Porticciolo, interdittiva antimafia: Bocca di Puglia ricorre al Tar

La società chiede la sospensiva del decreto del presidente dell’Authority, dopo il provvedimento della Prefettura di Roma per Igeco, socio di maggioranza

BRINDISI – Approda davanti ai giudici del Tar il caso della revoca della concessione demaniale marittima alla società Bocca di Puglia, nata nel 2000 per la gestione del porticciolo turistico Marina di Brindisi.

Il caso

Ugo Patroni Griffi-4Bocca di Puglia spa ha impugnato il provvedimento firmato dal presidente dell’Authority chiedendo la sospensiva, in modo tale da congelare subito gli effetti della revoca e scongiurare il rischio connesso all’Alt imposto da Ugo Patroni Griffi (nella foto accanto) dopo l’interdittiva antimafia della Prefettura di Roma, a carico della società Igeco spa, socio di maggioranza di Bocca di Puglia.

Il ricorso è stato notificato lunedì scorso, 6 maggio 2019, all’Autorità di sistema del mare Adriatico meridionale. A questo punto si attende la fissazione dell’udienza destinata alla valutazione della richiesta di sospensiva, ritenuta necessaria dagli avvocati che rappresentano Bocca di Puglia. Anche in considerazione del fatto che, stando al decreto del presidente dell’Authority datato 25 marzo, la società deve sgomberare l’area ad oggi occupata in forza della concessione rilasciata 19 anni fa, entro 120 giorni.

Lo sgombero dell’area

Dal decreto, infatti, scaturisce l’obbligo per Bocca di Puglia, in persona del suo legale rappresentante, di “sgomberare l’area demaniale e gli specchi acquei, oggetto delle concessioni, da persone e cose, entro il termine di 120 giorni dalla data della notifica”. Il periodo di tempo è stato considerato sufficiente in relazione alla “complessità della struttura dell’approdo turistico”. Nel caso in cui, questo periodo di tempo dovesse trascorrere “inutilmente”, l’Autorità provvederà d’ufficio ai sensi del Codice della navigazione, con addebito delle spese, fermo restando che l’occupazione oltre quei termini, sarà considerata abusiva. 

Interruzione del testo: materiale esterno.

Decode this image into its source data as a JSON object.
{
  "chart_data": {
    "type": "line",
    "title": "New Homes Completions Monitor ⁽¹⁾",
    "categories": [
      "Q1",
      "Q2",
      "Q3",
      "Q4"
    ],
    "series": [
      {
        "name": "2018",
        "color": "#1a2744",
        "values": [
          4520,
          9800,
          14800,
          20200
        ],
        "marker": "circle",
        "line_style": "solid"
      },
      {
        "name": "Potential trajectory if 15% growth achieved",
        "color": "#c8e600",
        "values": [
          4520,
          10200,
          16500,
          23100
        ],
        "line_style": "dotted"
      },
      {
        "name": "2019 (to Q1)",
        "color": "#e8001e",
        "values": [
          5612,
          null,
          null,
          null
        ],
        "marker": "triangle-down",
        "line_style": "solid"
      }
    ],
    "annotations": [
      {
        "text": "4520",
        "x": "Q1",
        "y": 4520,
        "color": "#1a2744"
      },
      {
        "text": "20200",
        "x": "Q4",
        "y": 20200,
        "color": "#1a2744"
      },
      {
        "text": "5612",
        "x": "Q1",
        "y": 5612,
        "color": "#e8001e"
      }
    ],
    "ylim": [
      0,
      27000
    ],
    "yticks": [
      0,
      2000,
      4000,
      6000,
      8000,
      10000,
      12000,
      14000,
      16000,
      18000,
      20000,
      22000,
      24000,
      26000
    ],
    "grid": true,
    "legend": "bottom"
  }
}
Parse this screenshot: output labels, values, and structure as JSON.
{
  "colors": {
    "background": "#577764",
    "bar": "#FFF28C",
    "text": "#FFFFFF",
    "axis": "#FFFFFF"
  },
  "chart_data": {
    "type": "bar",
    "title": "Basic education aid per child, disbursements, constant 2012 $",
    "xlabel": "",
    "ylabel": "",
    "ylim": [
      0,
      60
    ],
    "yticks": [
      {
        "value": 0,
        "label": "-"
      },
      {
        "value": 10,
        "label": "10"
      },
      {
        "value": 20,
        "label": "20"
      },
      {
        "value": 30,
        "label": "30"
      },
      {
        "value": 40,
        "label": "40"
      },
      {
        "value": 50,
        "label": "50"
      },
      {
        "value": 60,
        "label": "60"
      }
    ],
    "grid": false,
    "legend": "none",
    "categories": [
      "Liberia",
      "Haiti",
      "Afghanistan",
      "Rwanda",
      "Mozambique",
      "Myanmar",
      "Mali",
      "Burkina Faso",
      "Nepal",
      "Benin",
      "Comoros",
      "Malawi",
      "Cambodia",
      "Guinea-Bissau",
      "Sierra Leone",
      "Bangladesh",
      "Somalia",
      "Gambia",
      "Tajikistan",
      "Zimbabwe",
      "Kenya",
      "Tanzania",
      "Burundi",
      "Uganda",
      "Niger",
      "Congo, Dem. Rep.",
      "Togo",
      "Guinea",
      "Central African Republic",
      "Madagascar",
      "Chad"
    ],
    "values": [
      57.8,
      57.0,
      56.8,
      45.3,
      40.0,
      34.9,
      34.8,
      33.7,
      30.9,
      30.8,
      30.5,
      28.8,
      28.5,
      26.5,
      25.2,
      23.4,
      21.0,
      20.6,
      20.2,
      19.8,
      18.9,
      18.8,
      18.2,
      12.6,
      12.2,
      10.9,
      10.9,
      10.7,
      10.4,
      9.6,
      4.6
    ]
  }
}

Il porticciolo ospita 638 posti barca. Il futuro immediato della struttura di Brindisi, quindi, dipende dal giudizio del Tribunale amministrativo regionale.

L’interdittiva

La revoca della concessione è stata firmata perché “le misure di self cleaning avviate da Bocca di Puglia nei confronti del socio di maggioranza attinto da informazione antimafia, al fine di espungerlo dalla governance della società, non danno – allo stato – garanzia di sterilizzazione e allontanamento dal pericolo di condizionamento/infiltrazione mafioso/a, della società concessionaria”.

Andare avanti, non sarebbe stato possibile, secondo Patroni Griffi. Non in considerazione dell’esito dell’istruttoria avviata per dare la possibilità, così come previsto dalla legge, di esaminare la documentazione prodotta tanto dal concessionario che dal socio di maggioranza.

Il Marina di Brindisi

Le società

Bocca di Puglia e Igeco, titolare del pacchetto azionario nella misura del 55,27 per cento hanno depositato nei mesi scorsi, a partire dalla fine di ottobre 2018, una serie di atti ritenuti in grado di neutralizzare il quadro evidenziato nell’interdittiva firmata dal prefetto di Roma. Ma quelle misure, secondo il presidente dell’Autorità di sistema portuale del mare Adriatico meridionale non sono idonee, stante la “natura preventiva dell’informazione interdittiva” e tenuto conto anche del fatto che si tratta di “misura volta alla salvaguardia dell’ordine pubblico economico, della libera concorrenza tra le imprese e del buon andamento della Pubblica Amministrazione”. Questo effetto domino,  “ancorché – è scritto – il provvedimento ha colpito il solo socio di maggioranza, Igeco costruzioni spa e non la concessionaria Bocca di Puglia”.

Nel decreto di revoca, inoltre, è stato richiamato il Codice Antimafia ed è stato fatto riferimento alla tipizzazione dell’istituto attraverso il quale si “constata una obiettiva ragione di insussistenza della perdurante fiducia sulla affidabilità e sulla moralità dell’imprenditore che deve costantemente esservi nei rapporti contrattuali di cui sia parte la pubblica amministrazione e, comunque, deve sussistere affinché l’imprenditore risulti meritevole di conseguire un titolo abilitativo, ovvero di conservarne gli effetti”.